The debate over climate-related provisions in the Democrats' budget reconciliation package sharpened Thursday as several left-leaning senators, joined by environmental activist groups, urged more moderate lawmakers to include aggressive steps to avert catastrophic climate change in the legislation.
They noted that President Joe Biden will have a tough time making the case for international climate action at the upcoming summit in Glasgow if he can’t even unify his own party behind his agenda.
“We must act in Congress before Joe Biden goes to meet with the rest of the world,” Sen. Edward J. Markey, D-Mass., said at a Thursday news conference across from the U.S. Capitol. “President Biden must be able to put a deal on the table that reflects what we then expect from the rest of the world so that we begin a downward trajectory in terms of the greenhouse gases that are going up into the atmosphere.”
As negotiations continue over the size and scope of the budget reconciliation package, any significant drop in its $3.5 trillion overall number will require trimming parts of the package, and those at Thursday’s event made clear they will fight any effort to put climate provisions on the chopping block.
“It is possible to find middle ground in many areas of politics,” Markey said. “I know because I have done it, but we cannot compromise on science. There isn't a middle ground between a livable and unlivable world. We cannot pass the bipartisan infrastructure bill without the reconciliation package. We cannot slash climate funding in this package.”
Markey went through specifics, calling for a Civilian Climate Corps intended to put Americans to work fighting climate change, a clean electricity standard to push utilities toward renewable energy sources and an overhaul of the tax code to promote clean energy while eliminating “outdated, unnecessary” fossil fuel incentives.
He also said “natural gas is not clean energy and it is not climate action.”
Thursday’s event comes as a pair of moderate Senate Democrats, Joe Manchin III of West Virginia and Kyrsten Sinema of Arizona, have been pushing to pare back the proposed reconciliation package.

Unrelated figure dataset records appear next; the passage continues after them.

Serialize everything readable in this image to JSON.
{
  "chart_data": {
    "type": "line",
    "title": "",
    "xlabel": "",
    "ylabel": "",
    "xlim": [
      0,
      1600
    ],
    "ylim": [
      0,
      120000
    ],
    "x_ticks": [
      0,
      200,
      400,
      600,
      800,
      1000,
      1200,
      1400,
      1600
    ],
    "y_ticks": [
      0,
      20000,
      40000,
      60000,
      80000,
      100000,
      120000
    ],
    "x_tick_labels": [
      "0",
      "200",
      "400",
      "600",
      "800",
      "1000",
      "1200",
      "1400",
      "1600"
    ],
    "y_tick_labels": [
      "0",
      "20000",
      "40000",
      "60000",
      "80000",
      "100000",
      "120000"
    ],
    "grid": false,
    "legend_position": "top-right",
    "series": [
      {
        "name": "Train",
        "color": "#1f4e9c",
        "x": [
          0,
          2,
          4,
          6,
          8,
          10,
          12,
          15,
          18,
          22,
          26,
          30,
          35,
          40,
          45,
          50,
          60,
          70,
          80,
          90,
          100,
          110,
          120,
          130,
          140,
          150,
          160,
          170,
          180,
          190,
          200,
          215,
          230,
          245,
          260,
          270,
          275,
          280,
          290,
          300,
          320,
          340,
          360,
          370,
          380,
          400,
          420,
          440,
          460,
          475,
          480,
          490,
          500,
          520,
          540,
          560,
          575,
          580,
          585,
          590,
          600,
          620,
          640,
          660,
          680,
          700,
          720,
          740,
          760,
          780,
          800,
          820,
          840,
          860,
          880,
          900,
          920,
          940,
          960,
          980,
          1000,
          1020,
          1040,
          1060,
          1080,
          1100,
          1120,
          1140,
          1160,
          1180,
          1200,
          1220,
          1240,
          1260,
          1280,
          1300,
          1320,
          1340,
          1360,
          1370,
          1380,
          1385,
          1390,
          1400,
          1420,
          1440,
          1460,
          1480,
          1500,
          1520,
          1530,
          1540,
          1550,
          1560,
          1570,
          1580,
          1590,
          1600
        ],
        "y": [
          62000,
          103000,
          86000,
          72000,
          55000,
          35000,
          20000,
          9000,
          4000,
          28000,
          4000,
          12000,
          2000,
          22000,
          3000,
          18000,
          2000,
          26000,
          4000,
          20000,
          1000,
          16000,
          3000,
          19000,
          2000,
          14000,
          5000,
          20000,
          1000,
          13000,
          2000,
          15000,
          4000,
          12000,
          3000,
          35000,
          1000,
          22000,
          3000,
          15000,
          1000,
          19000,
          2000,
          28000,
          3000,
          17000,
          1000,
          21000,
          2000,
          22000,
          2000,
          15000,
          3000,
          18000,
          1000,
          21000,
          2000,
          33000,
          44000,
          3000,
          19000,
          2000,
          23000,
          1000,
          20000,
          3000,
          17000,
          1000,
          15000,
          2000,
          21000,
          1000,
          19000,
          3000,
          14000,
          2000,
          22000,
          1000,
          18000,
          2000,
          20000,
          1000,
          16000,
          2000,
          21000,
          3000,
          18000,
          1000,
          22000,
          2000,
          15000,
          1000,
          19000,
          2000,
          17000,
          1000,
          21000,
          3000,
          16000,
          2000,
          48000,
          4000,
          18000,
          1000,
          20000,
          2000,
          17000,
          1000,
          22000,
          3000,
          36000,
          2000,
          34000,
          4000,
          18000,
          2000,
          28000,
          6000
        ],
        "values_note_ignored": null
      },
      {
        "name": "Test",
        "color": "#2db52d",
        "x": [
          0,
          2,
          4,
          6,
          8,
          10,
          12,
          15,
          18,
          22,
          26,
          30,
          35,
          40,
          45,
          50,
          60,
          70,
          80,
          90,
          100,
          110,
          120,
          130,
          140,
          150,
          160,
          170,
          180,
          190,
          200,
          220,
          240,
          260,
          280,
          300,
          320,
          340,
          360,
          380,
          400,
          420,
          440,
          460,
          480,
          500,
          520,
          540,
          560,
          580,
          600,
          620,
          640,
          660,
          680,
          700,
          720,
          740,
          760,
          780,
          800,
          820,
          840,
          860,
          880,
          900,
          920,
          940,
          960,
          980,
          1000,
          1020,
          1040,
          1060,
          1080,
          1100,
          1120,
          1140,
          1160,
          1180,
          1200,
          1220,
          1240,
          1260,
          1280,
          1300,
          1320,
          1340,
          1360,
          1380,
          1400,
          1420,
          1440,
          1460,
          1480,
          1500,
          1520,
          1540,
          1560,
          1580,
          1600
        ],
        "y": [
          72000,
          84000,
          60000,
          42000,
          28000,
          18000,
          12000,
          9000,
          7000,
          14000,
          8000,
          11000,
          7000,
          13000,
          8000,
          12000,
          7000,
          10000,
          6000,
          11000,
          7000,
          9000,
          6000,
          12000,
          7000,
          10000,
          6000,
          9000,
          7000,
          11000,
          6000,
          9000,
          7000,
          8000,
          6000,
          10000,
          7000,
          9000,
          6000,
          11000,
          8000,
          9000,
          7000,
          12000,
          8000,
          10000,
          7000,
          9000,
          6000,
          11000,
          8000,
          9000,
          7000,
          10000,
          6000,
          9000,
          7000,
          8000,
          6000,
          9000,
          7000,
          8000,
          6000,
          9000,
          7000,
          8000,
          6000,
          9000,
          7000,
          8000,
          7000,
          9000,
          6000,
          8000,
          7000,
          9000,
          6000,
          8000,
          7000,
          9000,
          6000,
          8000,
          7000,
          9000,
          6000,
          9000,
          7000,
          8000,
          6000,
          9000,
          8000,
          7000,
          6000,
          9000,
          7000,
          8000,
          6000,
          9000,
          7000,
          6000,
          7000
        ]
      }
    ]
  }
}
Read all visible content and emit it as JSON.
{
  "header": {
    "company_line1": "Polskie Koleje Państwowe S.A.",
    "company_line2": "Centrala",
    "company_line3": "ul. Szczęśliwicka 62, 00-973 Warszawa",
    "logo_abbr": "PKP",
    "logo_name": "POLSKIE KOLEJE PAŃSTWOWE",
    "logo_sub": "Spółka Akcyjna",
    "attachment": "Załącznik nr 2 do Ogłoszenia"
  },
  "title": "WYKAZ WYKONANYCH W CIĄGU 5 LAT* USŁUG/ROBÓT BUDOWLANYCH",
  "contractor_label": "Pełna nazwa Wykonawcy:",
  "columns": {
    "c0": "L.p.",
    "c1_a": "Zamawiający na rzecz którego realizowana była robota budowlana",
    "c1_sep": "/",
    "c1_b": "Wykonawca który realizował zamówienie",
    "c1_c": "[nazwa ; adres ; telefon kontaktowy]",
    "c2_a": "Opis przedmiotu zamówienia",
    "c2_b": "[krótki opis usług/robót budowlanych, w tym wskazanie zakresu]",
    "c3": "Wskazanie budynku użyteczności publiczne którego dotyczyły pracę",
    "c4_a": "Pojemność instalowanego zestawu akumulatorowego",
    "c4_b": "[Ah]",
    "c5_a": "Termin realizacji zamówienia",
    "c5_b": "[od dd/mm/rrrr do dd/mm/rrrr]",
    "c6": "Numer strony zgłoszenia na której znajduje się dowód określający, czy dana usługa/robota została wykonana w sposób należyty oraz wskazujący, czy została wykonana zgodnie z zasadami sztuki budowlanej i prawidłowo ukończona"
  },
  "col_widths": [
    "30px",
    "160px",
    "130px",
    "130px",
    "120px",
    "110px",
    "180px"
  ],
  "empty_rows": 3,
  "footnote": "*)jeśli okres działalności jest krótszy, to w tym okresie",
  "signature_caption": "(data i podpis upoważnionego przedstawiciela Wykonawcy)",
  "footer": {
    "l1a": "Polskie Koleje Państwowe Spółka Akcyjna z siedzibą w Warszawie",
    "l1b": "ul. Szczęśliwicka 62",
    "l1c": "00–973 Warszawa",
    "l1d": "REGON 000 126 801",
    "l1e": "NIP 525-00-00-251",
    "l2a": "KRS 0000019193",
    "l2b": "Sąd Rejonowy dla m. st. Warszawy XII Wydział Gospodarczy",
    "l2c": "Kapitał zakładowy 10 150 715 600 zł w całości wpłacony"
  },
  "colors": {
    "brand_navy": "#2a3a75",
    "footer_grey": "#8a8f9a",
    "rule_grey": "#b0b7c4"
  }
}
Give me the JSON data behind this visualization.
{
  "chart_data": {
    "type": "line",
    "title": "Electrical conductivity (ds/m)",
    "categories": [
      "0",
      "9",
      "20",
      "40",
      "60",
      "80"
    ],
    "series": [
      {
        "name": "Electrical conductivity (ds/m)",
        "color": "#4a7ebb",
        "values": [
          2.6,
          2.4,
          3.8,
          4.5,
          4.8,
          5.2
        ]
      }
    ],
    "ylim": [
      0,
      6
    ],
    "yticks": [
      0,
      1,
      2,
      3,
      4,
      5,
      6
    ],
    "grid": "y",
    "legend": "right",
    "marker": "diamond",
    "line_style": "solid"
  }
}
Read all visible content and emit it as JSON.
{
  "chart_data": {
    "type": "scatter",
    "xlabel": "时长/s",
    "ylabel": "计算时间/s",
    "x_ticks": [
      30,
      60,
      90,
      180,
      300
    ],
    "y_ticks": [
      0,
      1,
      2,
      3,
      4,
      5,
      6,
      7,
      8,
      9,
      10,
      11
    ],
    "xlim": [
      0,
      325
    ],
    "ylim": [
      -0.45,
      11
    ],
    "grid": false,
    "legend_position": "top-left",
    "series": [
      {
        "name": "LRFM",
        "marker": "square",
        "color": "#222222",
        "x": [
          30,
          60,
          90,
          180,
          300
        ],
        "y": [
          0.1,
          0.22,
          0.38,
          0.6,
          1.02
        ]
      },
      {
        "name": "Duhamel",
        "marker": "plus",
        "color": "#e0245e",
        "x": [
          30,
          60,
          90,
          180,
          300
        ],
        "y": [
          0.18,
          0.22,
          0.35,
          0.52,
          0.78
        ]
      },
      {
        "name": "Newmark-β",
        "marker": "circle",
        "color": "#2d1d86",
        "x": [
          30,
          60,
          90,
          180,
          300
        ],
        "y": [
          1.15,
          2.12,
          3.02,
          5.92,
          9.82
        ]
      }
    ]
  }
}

Moderate Democrats in the House have pushed for a vote on the separate bipartisan bill that has already passed the Senate before considering any reconciliation package.
To pass the budget reconciliation package with a simple majority, Democrats will need every member of the caucus, which includes two independents, to vote for the legislation, with Vice President Kamala Harris casting the tie-breaking vote.
Both Manchin and Sinema have recently been confronted by groups upset with their resistance to the full $3.5 trillion package — kayakers turned up at Manchin’s houseboat in Washington while protestors followed Sinema into a bathroom.
Thursday’s event represented a more traditional pressure campaign with young activists passionately arguing their case and holding up “No Climate No Deal” signs with the Capitol Dome in the background.
Manchin has emerged as a significant roadblock to climate proposals, having laid out a number of related red lines in an agreement he signed with Senate Majority Leader Charles E. Schumer, D-N.Y., when he voted to take the first steps in the budget reconciliation process. That agreement was obtained by Politico and confirmed by a Democratic aide.
Among the positions Manchin staked out was a defense of tax provisions benefitting oil and gas companies, as well as the role of natural gas and carbon capture technology. He also insisted that the Senate Energy and Natural Resources Committee he chairs retain sole jurisdiction over a clean electricity standard.
For the 2022 election cycle, Manchin is the No. 1 recipient among all lawmakers of campaign contributions from the coal mining, mining, natural gas transmission and distribution, and oil and gas industries, according to Open Secrets, a nonpartisan group that tracks money in politics.
Ron Wyden, D-Ore., chair of the Senate Finance Committee, suggested at Thursday’s event that they could find some common ground with Manchin based on a line in the agreement he signed that said he wanted climate provisions to be “fuel neutral.” Wyden said that fits with his own proposals supported by Finance Committee Democrats to consolidate existing energy tax credits and tie them to reducing carbon emissions.
Wyden said they will be talking to Manchin, but that the days of fossil fuel companies getting whatever handouts they seek are over.
Speaking to reporters Wednesday, Manchin reiterated that his overall number for a reconciliation package is $1.5 trillion. As for his priorities, he cited the need to address 2017 tax cuts for wealthy Americans and corporations and highlighted the importance of helping children and seniors while lowering prescription drug costs.
He did not specifically mention climate change and stressed that it’s more important to get the legislation right than to do it quickly.
Republicans, meanwhile, already are going after Democrats for the climate proposals under discussion.
Senate Minority Leader Mitch McConnell, R-Ky., devoted a chunk of his Thursday morning floor speech to criticizing a proposed methane fee and a clean energy standard that he said would raise costs for ratepayers.
"Jacking up Americans’ gas bills and utility prices in order to turn 49 other states into California — it’s a bad idea at an awful time," McConnell said. "And just one more way their reckless taxing and spending spree would hurt families and help China.”